Bir sabah Toprak, karakolun oyun köşesinde yapbozuyla oynarken, telsizden bir anons geldi:

"Dikkat dikkat! Renkli Patiler Kasabası’nda Şekerci Teyze’nin dükkânından tüm şekerler kayboldu! Lütfen birimler dikkatli olsun!"

Toprak hemen yerinden fırladı. Kocaman şapkası başından biraz büyük gelse de, gözleri kararlı ve cesaret doluydu.

“Çıtçıt! Şekerci Teyze’nin dükkanına gidiyoruz! Görev bizi bekler!”

“Görev! Görev! Hemen yola çık!” diye tekrarladı papağanı.

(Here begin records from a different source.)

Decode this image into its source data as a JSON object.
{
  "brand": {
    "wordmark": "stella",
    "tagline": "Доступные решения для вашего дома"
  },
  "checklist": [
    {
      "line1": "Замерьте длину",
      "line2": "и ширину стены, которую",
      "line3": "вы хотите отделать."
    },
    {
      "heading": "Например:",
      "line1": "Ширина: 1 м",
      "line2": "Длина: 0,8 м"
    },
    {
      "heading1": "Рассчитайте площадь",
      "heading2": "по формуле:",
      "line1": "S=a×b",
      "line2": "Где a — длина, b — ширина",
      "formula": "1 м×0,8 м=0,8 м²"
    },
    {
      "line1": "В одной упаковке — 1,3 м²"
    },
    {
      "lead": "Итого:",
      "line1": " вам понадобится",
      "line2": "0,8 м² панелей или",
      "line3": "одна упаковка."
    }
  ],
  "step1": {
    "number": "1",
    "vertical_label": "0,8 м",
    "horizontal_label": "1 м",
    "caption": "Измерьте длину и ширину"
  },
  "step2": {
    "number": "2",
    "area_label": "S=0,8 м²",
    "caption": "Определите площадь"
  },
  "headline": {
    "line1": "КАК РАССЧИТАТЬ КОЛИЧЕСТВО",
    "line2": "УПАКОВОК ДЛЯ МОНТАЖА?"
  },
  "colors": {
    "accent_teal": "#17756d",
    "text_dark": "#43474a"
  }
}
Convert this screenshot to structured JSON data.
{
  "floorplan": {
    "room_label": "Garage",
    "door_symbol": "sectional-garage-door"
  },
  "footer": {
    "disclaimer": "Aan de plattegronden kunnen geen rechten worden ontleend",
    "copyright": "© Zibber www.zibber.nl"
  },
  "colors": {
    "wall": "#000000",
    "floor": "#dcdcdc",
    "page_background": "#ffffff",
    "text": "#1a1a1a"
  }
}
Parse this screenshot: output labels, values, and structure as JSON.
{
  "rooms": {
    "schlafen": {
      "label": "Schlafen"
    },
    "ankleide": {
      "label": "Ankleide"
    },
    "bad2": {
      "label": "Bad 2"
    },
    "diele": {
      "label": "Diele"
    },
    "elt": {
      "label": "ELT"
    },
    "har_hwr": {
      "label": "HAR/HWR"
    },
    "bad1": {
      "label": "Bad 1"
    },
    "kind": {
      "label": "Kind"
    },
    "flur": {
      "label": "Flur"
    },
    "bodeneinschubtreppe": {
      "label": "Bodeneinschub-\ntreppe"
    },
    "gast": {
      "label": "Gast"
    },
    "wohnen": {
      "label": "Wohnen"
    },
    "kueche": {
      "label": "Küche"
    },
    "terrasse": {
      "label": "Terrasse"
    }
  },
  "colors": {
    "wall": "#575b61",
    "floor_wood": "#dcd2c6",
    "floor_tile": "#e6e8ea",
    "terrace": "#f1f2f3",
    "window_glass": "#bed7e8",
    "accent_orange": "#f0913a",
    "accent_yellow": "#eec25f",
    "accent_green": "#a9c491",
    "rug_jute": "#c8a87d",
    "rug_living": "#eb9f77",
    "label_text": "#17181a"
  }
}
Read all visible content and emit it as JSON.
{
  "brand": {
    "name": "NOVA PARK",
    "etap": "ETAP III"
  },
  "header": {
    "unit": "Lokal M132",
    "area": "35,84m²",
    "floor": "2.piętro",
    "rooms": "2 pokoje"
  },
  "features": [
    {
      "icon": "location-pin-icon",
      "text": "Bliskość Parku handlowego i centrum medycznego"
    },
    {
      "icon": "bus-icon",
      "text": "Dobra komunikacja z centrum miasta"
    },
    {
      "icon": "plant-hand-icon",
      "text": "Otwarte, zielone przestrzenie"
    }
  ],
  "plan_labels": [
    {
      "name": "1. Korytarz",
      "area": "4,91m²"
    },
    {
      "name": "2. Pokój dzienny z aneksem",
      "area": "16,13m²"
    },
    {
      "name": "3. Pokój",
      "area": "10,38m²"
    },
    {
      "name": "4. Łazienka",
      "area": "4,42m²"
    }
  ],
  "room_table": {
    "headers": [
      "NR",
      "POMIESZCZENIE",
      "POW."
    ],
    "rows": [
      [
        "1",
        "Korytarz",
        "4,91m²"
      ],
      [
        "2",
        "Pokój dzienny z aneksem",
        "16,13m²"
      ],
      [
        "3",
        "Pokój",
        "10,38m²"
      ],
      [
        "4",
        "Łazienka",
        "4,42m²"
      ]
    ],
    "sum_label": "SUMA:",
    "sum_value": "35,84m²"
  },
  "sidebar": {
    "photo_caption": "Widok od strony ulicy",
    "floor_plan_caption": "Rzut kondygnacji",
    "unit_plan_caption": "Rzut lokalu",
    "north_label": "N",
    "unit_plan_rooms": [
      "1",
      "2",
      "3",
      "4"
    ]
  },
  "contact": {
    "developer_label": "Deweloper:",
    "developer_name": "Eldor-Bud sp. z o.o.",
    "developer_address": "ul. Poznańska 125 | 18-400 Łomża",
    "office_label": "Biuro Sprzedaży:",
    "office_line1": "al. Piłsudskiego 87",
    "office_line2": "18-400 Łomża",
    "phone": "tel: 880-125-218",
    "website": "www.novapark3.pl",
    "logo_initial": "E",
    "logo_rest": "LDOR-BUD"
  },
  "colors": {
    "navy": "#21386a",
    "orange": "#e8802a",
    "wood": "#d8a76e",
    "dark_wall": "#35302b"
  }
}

Yolda yürürken çocuklar Toprak’ı görünce heyecanla el salladılar:

“Komiser Toprak! Hırsızı bulabilecek misin?”

“Elbette!” dedi Toprak gururla. “Kimse bu kasabadan şeker çalamaz!”

Dükkâna geldiklerinde Şekerci Teyze ağlıyordu. Gözlükleri buğulanmış, saçları dağılmıştı.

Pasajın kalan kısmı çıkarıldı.